Édito du n°1045 - mercredi 15 février - Petit Bulletin Grenoble

Pour qui a grandi avec le fameux "esprit Canal", ce qu'il arrive aujourd'hui à la chaîne (de plus en plus) cryptée a de quoi démoraliser. Depuis la reprise de cette dernière par Vincent Bolloré, tout semble partir en vrille, comme si l'homme d'affaires souhaitait effacer plus de 30 ans d'inventivité et d'impertinence.
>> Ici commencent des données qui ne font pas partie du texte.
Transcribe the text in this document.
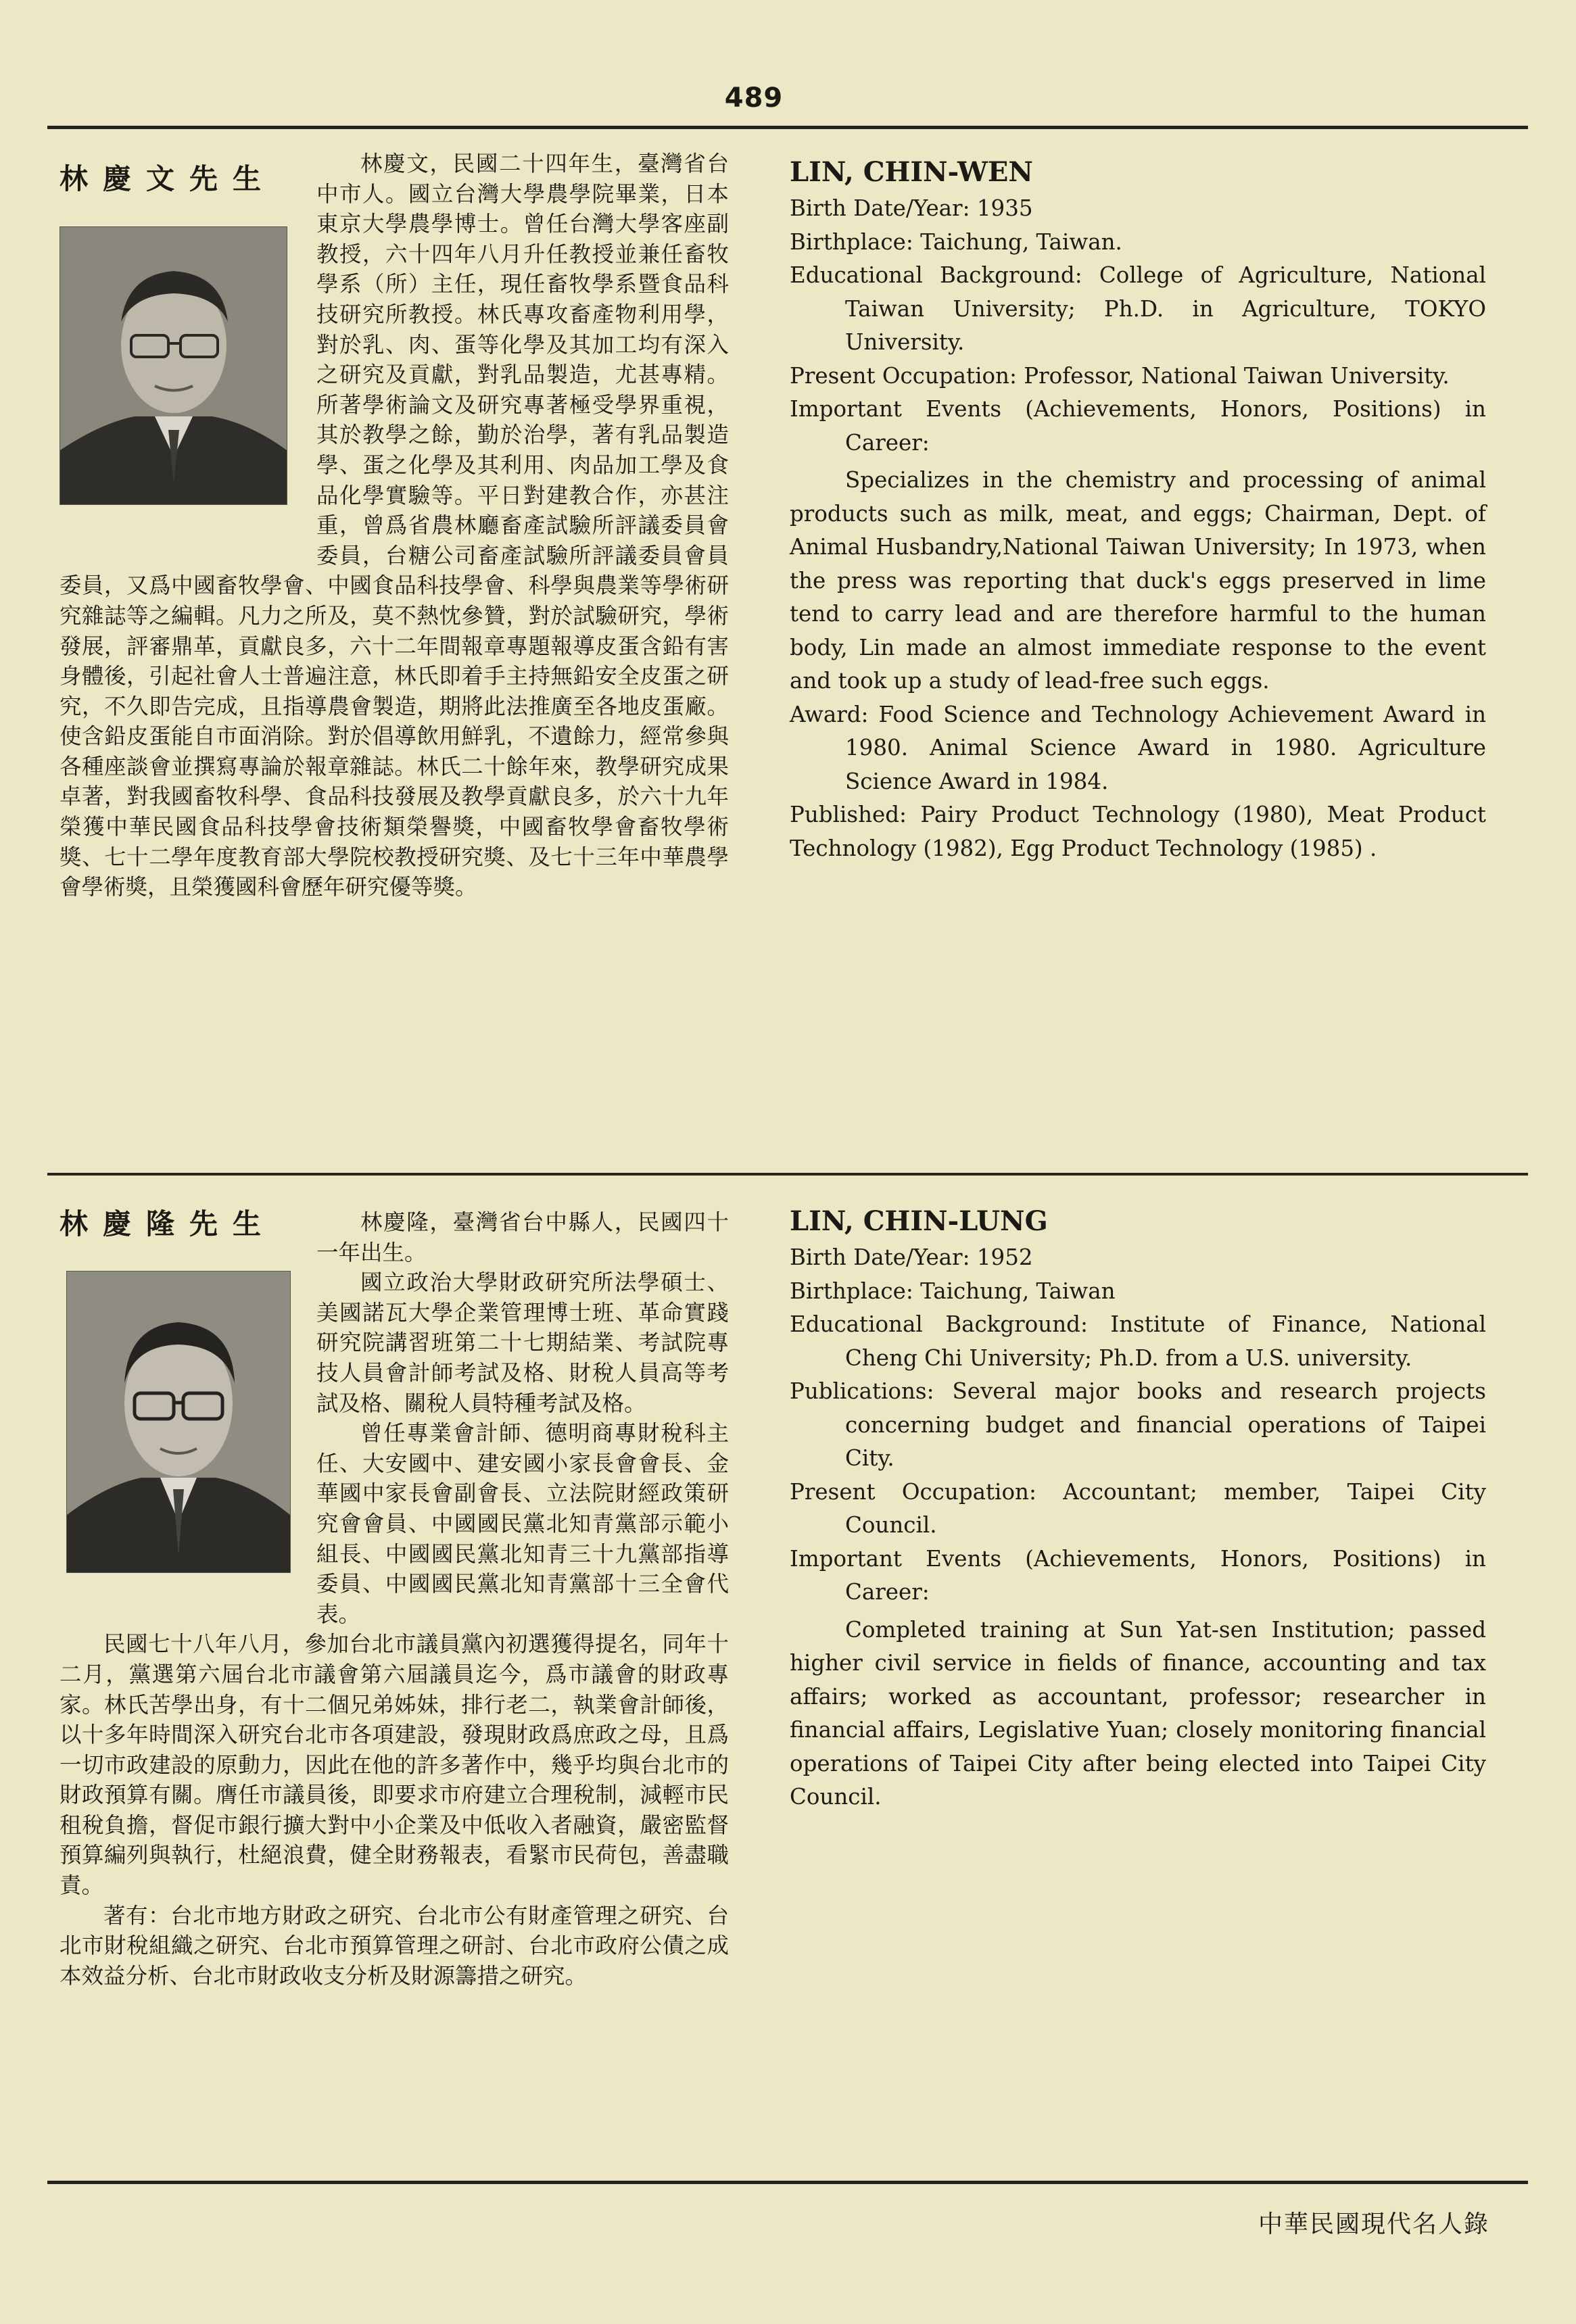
489
林慶文先生	林慶文，民國二十四年生，臺灣省台中市人。國立台灣大學農學院畢業，日本東京大學農學博士。曾任台灣大學客座副教授，六十四年八月升任教授並兼任畜牧學系（所）主任，現任畜牧學系暨食品科技研究所教授。林氏專攻畜產物利用學，對於乳、肉、蛋等化學及其加工均有深入之研究及貢獻，對乳品製造，尤甚專精。所著學術論文及研究專著極受學界重視，其於教學之餘，勤於治學，著有乳品製造學、蛋之化學及其利用、肉品加工學及食品化學實驗等。平日對建教合作，亦甚注重，曾爲省農林廳畜產試驗所評議委員會委員，台糖公司畜產試驗所評議委員會員委員，又爲中國畜牧學會、中國食品科技學會、科學與農業等學術研究雜誌等之編輯。凡力之所及，莫不熱忱參贊，對於試驗研究，學術發展，評審鼎革，貢獻良多，六十二年間報章專題報導皮蛋含鉛有害身體後，引起社會人士普遍注意，林氏即着手主持無鉛安全皮蛋之研究，不久即告完成，且指導農會製造，期將此法推廣至各地皮蛋廠。使含鉛皮蛋能自市面消除。對於倡導飲用鮮乳，不遺餘力，經常參與各種座談會並撰寫專論於報章雜誌。林氏二十餘年來，教學研究成果卓著，對我國畜牧科學、食品科技發展及教學貢獻良多，於六十九年榮獲中華民國食品科技學會技術類榮譽獎，中國畜牧學會畜牧學術獎、七十二學年度教育部大學院校教授研究獎、及七十三年中華農學會學術獎，且榮獲國科會歷年研究優等獎。

LIN, CHIN-WEN

Birth Date/Year: 1935

Birthplace: Taichung, Taiwan.

Educational Background: College of Agriculture, National Taiwan University; Ph.D. in Agriculture, TOKYO University.

Present Occupation: Professor, National Taiwan University.

Important Events (Achievements, Honors, Positions) in Career:

Specializes in the chemistry and processing of animal products such as milk, meat, and eggs; Chairman, Dept. of Animal Husbandry,National Taiwan University; In 1973, when the press was reporting that duck's eggs preserved in lime tend to carry lead and are therefore harmful to the human body, Lin made an almost immediate response to the event and took up a study of lead-free such eggs.

Award: Food Science and Technology Achievement Award in 1980. Animal Science Award in 1980. Agriculture Science Award in 1984.

Published: Pairy Product Technology (1980), Meat Product Technology (1982), Egg Product Technology (1985) .

林慶隆先生	林慶隆，臺灣省台中縣人，民國四十一年出生。

國立政治大學財政研究所法學碩士、美國諾瓦大學企業管理博士班、革命實踐研究院講習班第二十七期結業、考試院專技人員會計師考試及格、財稅人員高等考試及格、關稅人員特種考試及格。

曾任專業會計師、德明商專財稅科主任、大安國中、建安國小家長會會長、金華國中家長會副會長、立法院財經政策研究會會員、中國國民黨北知青黨部示範小組長、中國國民黨北知青三十九黨部指導委員、中國國民黨北知青黨部十三全會代表。

民國七十八年八月，參加台北市議員黨內初選獲得提名，同年十二月，黨選第六屆台北市議會第六屆議員迄今，爲市議會的財政專家。林氏苦學出身，有十二個兄弟姊妹，排行老二，執業會計師後，以十多年時間深入研究台北市各項建設，發現財政爲庶政之母，且爲一切市政建設的原動力，因此在他的許多著作中，幾乎均與台北市的財政預算有關。膺任市議員後，即要求市府建立合理稅制，減輕市民租稅負擔，督促市銀行擴大對中小企業及中低收入者融資，嚴密監督預算編列與執行，杜絕浪費，健全財務報表，看緊市民荷包，善盡職責。

著有：台北市地方財政之研究、台北市公有財產管理之研究、台北市財稅組織之研究、台北市預算管理之研討、台北市政府公債之成本效益分析、台北市財政收支分析及財源籌措之研究。

LIN, CHIN-LUNG

Birth Date/Year: 1952

Birthplace: Taichung, Taiwan

Educational Background: Institute of Finance, National Cheng Chi University; Ph.D. from a U.S. university.

Publications: Several major books and research projects concerning budget and financial operations of Taipei City.

Present Occupation: Accountant; member, Taipei City Council.

Important Events (Achievements, Honors, Positions) in Career:

Completed training at Sun Yat-sen Institution; passed higher civil service in fields of finance, accounting and tax affairs; worked as accountant, professor; researcher in financial affairs, Legislative Yuan; closely monitoring financial operations of Taipei City after being elected into Taipei City Council.

中華民國現代名人錄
Car un pan de l'humour français est né et/ou s'est épanoui sur Canal – en vrac : les Guignols, les Nuls, les Deschiens, le duo De Caunes / Garcia, Jean-Yves Lafesse, Jamel Debbouze, les Robins des bois, Omar et Fred, Groland…

Un patrimoine qui semble de plus en plus derrière nous et dont les restes, chose impensable il y a encore quelques années, vont s'épanouir ailleurs – le Petit Journal de Yann Barthès a migré sur une chaîne du groupe TF1 (oui, TF1 est devenue hype), le Zapping renaît sur France 2 sous le nom de VU…

Certes, il reste quelques programmes intéressants à l'antenne (comme le Gros Journal de Mouloud Achour, qui offre la parole à des personnalités parfois peu vues ou entendues), mais tout cela donne surtout un goût amer de fin de règne, comme en témoigne l'annonce de ce lundi 13 février : l'arrêt forcé faute d'audience du Grand Journal, émission phare de la chaîne depuis 2004.

Bolloré aura peut-être économiquement raison sur le long terme en voulant faire de son nouveau jouet un produit payant de prestige. Mais en attendant, nous avons le droit de lui en vouloir de dézinguer à ce point une histoire que l'on a tant aimée.